Szczęśliwie, zanim pociąg ponownie ruszył jeden z pasażerów wyczuł zapach spalenizny. Podróżny natychmiast zawiadomił Straż Pożarną w Kamieniu Pomorskim. Już po dziesięciu minutach na stację zajechał pierwszy zastęp Ochotniczej Straży Pożarnej. Przy użyciu proszkowej gaśnicy strażakom udało się ugasić zarzewie ognia – iskrzące przewody trakcji łączącej wagony. Dało to czas obsłudze pociągu na przeprowadzenie bezpiecznej ewakuacji wszystkich pasażerów. Nikt nie odniósł obrażeń. Dzięki sprawnej akcji także straty materialne udało się ograniczyć do minimum.
Przed wielu laty gdy Straż Pożarna dopiero raczkowała jej trzon stanowili ochotnicy. Na ich zaangażowanie i umiejętności zawsze można było liczyć. Pasażerowie feralnego pociągu przekonali się, że to zaufanie można mieć spokojnie także dziś!
PKP- szkoda gadać
a ja wlasnie jade" pociagiem" do szczecina, siedze sobie w przedziale, pije herbatke, czytam wiadomosci a tu co? snieg na mnie pada, wiatr mi pizg* po uszach. Nosz kur** ja pierd*** w przedziale!! kazde jedno okno rozszczelnione. zalamka. ale przynajmniej nie splone bo zanim sie cos zapali to snieg wpadajacy do srodka to ugasi :-/
ale afeara taki ogniska pozarowe to byly gaszone przez druzyne pociagu bez problemu nie rubcie z igly widly!
Brawo, tak trzymać.
Ale sensacyjny wątek. Prawie gotowy scenariusz na film katastroficzny. Nie zdziwię się, jak niebawem ktoś zakupi od PKP prawa do wyłączności na realizację filmu.

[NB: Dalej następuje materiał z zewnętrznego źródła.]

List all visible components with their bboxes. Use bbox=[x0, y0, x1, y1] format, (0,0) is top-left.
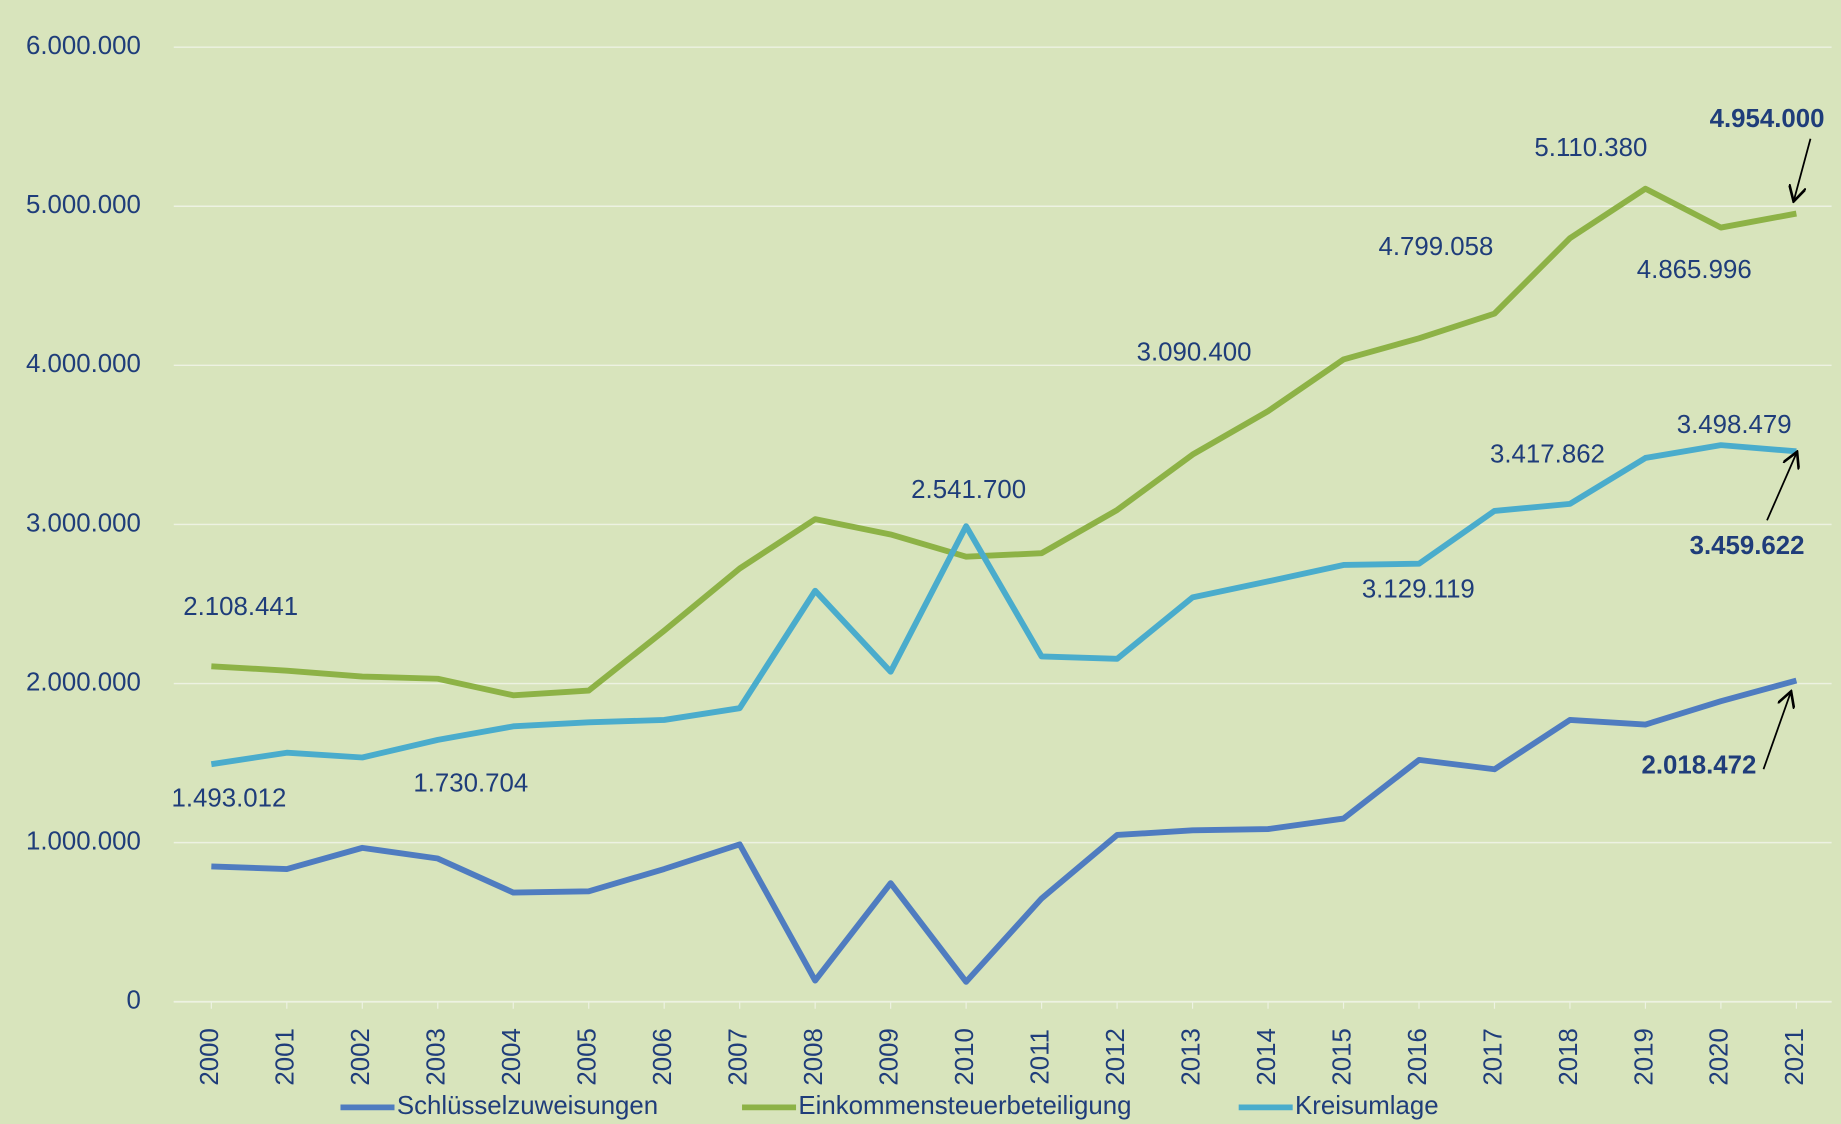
x-tick-label: 2017 bbox=[1479, 1028, 1507, 1085]
x-tick-label: 2015 bbox=[1328, 1028, 1356, 1085]
x-tick-label: 2020 bbox=[1706, 1028, 1734, 1085]
x-tick-label: 2019 bbox=[1630, 1028, 1658, 1085]
y-tick-label: 4.000.000 bbox=[26, 350, 141, 378]
legend-label: Einkommensteuerbeteiligung bbox=[798, 1092, 1131, 1120]
series-line bbox=[211, 677, 1798, 985]
x-tick-label: 2018 bbox=[1555, 1028, 1583, 1085]
x-tick-label: 2021 bbox=[1781, 1028, 1809, 1085]
y-tick-label: 2.000.000 bbox=[26, 668, 141, 696]
x-tick-label: 2011 bbox=[1026, 1029, 1054, 1085]
annotation-arrow bbox=[1762, 693, 1791, 770]
y-tick-label: 5.000.000 bbox=[26, 191, 141, 219]
legend-label: Schlüsselzuweisungen bbox=[397, 1092, 658, 1120]
annotation-arrow bbox=[1766, 453, 1796, 521]
x-tick-label: 2016 bbox=[1404, 1028, 1432, 1085]
x-tick-label: 2013 bbox=[1177, 1028, 1205, 1085]
y-tick-label: 3.000.000 bbox=[26, 509, 141, 537]
annotation-arrow bbox=[1794, 138, 1812, 200]
data-label: 2.541.700 bbox=[911, 476, 1026, 504]
y-tick-label: 6.000.000 bbox=[26, 32, 141, 60]
x-tick-label: 2000 bbox=[196, 1028, 224, 1085]
x-tick-label: 2003 bbox=[423, 1028, 451, 1085]
data-label: 3.129.119 bbox=[1362, 576, 1475, 604]
x-tick-label: 2001 bbox=[272, 1028, 300, 1085]
data-label: 1.493.012 bbox=[171, 785, 286, 813]
data-label: 3.459.622 bbox=[1690, 532, 1805, 560]
x-tick-label: 2009 bbox=[875, 1028, 903, 1085]
series-line bbox=[211, 185, 1797, 699]
data-label: 3.417.862 bbox=[1490, 441, 1605, 469]
data-label: 3.090.400 bbox=[1137, 338, 1252, 366]
x-tick-label: 2010 bbox=[951, 1028, 979, 1085]
x-tick-label: 2005 bbox=[574, 1028, 602, 1085]
series-line bbox=[210, 442, 1797, 768]
x-tick-label: 2004 bbox=[498, 1028, 526, 1085]
x-tick-label: 2008 bbox=[800, 1028, 828, 1085]
data-label: 2.108.441 bbox=[183, 593, 298, 621]
data-label: 4.865.996 bbox=[1637, 256, 1752, 284]
x-tick-label: 2006 bbox=[649, 1028, 677, 1085]
x-tick-label: 2014 bbox=[1253, 1028, 1281, 1085]
data-label: 2.018.472 bbox=[1641, 752, 1756, 780]
data-label: 4.799.058 bbox=[1378, 233, 1493, 261]
y-tick-label: 1.000.000 bbox=[26, 827, 141, 855]
data-label: 4.954.000 bbox=[1710, 105, 1825, 133]
x-tick-label: 2012 bbox=[1102, 1028, 1130, 1085]
legend-label: Kreisumlage bbox=[1295, 1092, 1439, 1120]
y-tick-label: 0 bbox=[127, 987, 141, 1015]
data-label: 5.110.380 bbox=[1534, 134, 1647, 162]
x-tick-label: 2002 bbox=[347, 1028, 375, 1085]
data-label: 1.730.704 bbox=[413, 769, 528, 797]
data-label: 3.498.479 bbox=[1677, 411, 1792, 439]
x-tick-label: 2007 bbox=[725, 1028, 753, 1085]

gościu 235 nie masz pojęcia o OSP
pozdrawiam palaczy tytoniu notorycznie łamiących zakazy udających niewidomych :)narażacie nas niepalących i na raka i na zaprószenie
ludzie, naprawdę nie rozumiem was. PKP zorganizowało pasażerom specjalnie taką atrakcje i to w cenie biletu:) myślę że to jakaś nowa promocja tej firmy aby przyciągnąć klientów więc jeśli SZUKASZ MOCNYCH WRAŻEŃ TO PKP ZAPEWNI JE TOBIE :)
AŻ CIĘŻKO UWIERZYĆ ŻE NIKOMU NIC SIĘ NIE STAŁO, CHYBA PUSZCZE PRZEKAZ NA OJCA DYREKTORA W PODZIĘCE.

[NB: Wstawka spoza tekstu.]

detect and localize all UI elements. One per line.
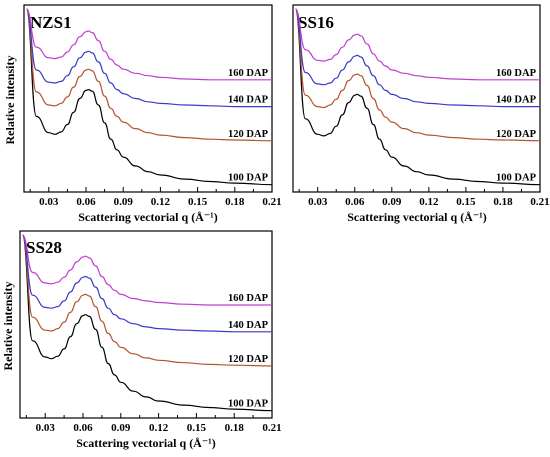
series-line	[21, 234, 272, 367]
x-tick-label: 0.06	[345, 196, 365, 208]
x-tick-label: 0.15	[456, 196, 476, 208]
series-labels: 100 DAP 120 DAP 140 DAP 160 DAP	[228, 293, 269, 410]
x-tick-label: 0.06	[76, 196, 96, 208]
curves	[294, 8, 540, 186]
x-ticks: 0.03 0.06 0.09 0.12 0.15 0.18 0.21	[298, 187, 550, 208]
x-tick-label: 0.21	[262, 196, 281, 208]
series-line	[21, 234, 272, 412]
series-labels: 100 DAP 120 DAP 140 DAP 160 DAP	[496, 68, 537, 184]
series-label: 140 DAP	[228, 320, 269, 331]
x-tick-label: 0.06	[73, 422, 93, 434]
x-tick-label: 0.09	[382, 196, 402, 208]
series-line	[294, 8, 540, 142]
x-tick-label: 0.03	[39, 196, 59, 208]
plot-frame	[292, 4, 541, 193]
x-tick-label: 0.15	[188, 196, 208, 208]
x-tick-label: 0.18	[225, 196, 245, 208]
panel-title: SS28	[26, 238, 62, 257]
series-label: 140 DAP	[496, 95, 537, 106]
series-line	[25, 8, 272, 142]
series-label: 120 DAP	[496, 129, 537, 140]
x-tick-label: 0.03	[36, 422, 56, 434]
x-tick-label: 0.12	[149, 422, 169, 434]
series-label: 160 DAP	[496, 68, 537, 79]
series-line	[294, 8, 540, 108]
curves	[25, 8, 272, 186]
series-label: 120 DAP	[228, 354, 269, 365]
series-labels: 100 DAP 120 DAP 140 DAP 160 DAP	[228, 68, 269, 184]
y-axis-label: Relative intensity	[3, 56, 17, 145]
series-line	[294, 8, 540, 186]
series-line	[25, 8, 272, 108]
x-tick-label: 0.12	[419, 196, 439, 208]
x-tick-label: 0.21	[262, 422, 281, 434]
panel-ss16: SS16 Scattering vectorial q (Å⁻¹) 0.03 0.…	[292, 4, 550, 224]
x-axis-label: Scattering vectorial q (Å⁻¹)	[347, 210, 487, 224]
x-tick-label: 0.21	[530, 196, 549, 208]
x-tick-label: 0.09	[114, 196, 134, 208]
x-axis-label: Scattering vectorial q (Å⁻¹)	[78, 210, 218, 224]
x-tick-label: 0.09	[111, 422, 131, 434]
x-tick-label: 0.18	[225, 422, 245, 434]
series-line	[25, 8, 272, 186]
x-tick-label: 0.18	[493, 196, 513, 208]
series-line	[21, 234, 272, 333]
x-axis-label: Scattering vectorial q (Å⁻¹)	[76, 436, 216, 450]
y-axis-label: Relative intensity	[1, 282, 15, 371]
series-label: 100 DAP	[496, 173, 537, 184]
series-label: 160 DAP	[228, 293, 269, 304]
panel-title: SS16	[298, 13, 334, 32]
x-tick-label: 0.12	[151, 196, 171, 208]
series-label: 100 DAP	[228, 399, 269, 410]
series-label: 140 DAP	[228, 95, 269, 106]
curves	[21, 234, 272, 412]
series-label: 100 DAP	[228, 173, 269, 184]
x-ticks: 0.03 0.06 0.09 0.12 0.15 0.18 0.21	[25, 413, 282, 434]
series-label: 120 DAP	[228, 129, 269, 140]
x-ticks: 0.03 0.06 0.09 0.12 0.15 0.18 0.21	[29, 187, 282, 208]
series-line	[25, 8, 272, 81]
series-line	[294, 8, 540, 81]
x-tick-label: 0.03	[308, 196, 328, 208]
panel-ss28: SS28 Relative intensity Scattering vecto…	[1, 230, 282, 450]
x-tick-label: 0.15	[187, 422, 207, 434]
series-line	[21, 234, 272, 306]
series-label: 160 DAP	[228, 68, 269, 79]
panel-title: NZS1	[30, 13, 72, 32]
panel-nzs1: NZS1 Relative intensity Scattering vecto…	[3, 4, 282, 224]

Aby" zgasić" iskrzące przewody należy wyłączyć ich zasilanie, co powinien zrobić kierownik pociągu, motorniczy lub konduktor.
gaśnice w pociągu... he, he... były kiedyś... lecz uczciwi i grzeczni pasażerowie ją zaje****... zresztą tak jak i węże z hydrantów w wieżowcach... szkoda słów... każdy się budzi po szkodzie...
Czy w pociągu nie było gaśnicy i obsługi?Strażacy się spisali szybkością działania.Za poniesione koszty i swój czas powinni obciążyć kolej.
A tam, parę lat temu jechałem zimowym wieczorem ze Szczecina do Podjuch osobowym kaszalotem pkp, zapaliło się siedzenie koło kabiny z przekaźnikami w przedziale, babcie panikowały że wszyscy pomrzemy ;)3 godziny w Podjuchach czekaliśmy na następny skład :(
Skoro nie spalił się w p*** to mogli go chociaż wodą zlać i zrąbać toporami co by mógł się tylko do skasowania nadać. Wzrosły by szanse na kupno nowych.
Ło jezu co za nocna sensacja, aż mi ciarki przeszły, bo już oczami wyobraźni widzę ten płonący pociąg, kłęby czarnego, żrącego dymu i ten trud i poświecenie druhów z OSP z gaśnicami w rękach!!
* te pociagi mogly sie w * i nowe by kupili (moze)
Mógł się spalić w p*** to może kupiliby wreszcie nowe składy trakcyjne na tą trase.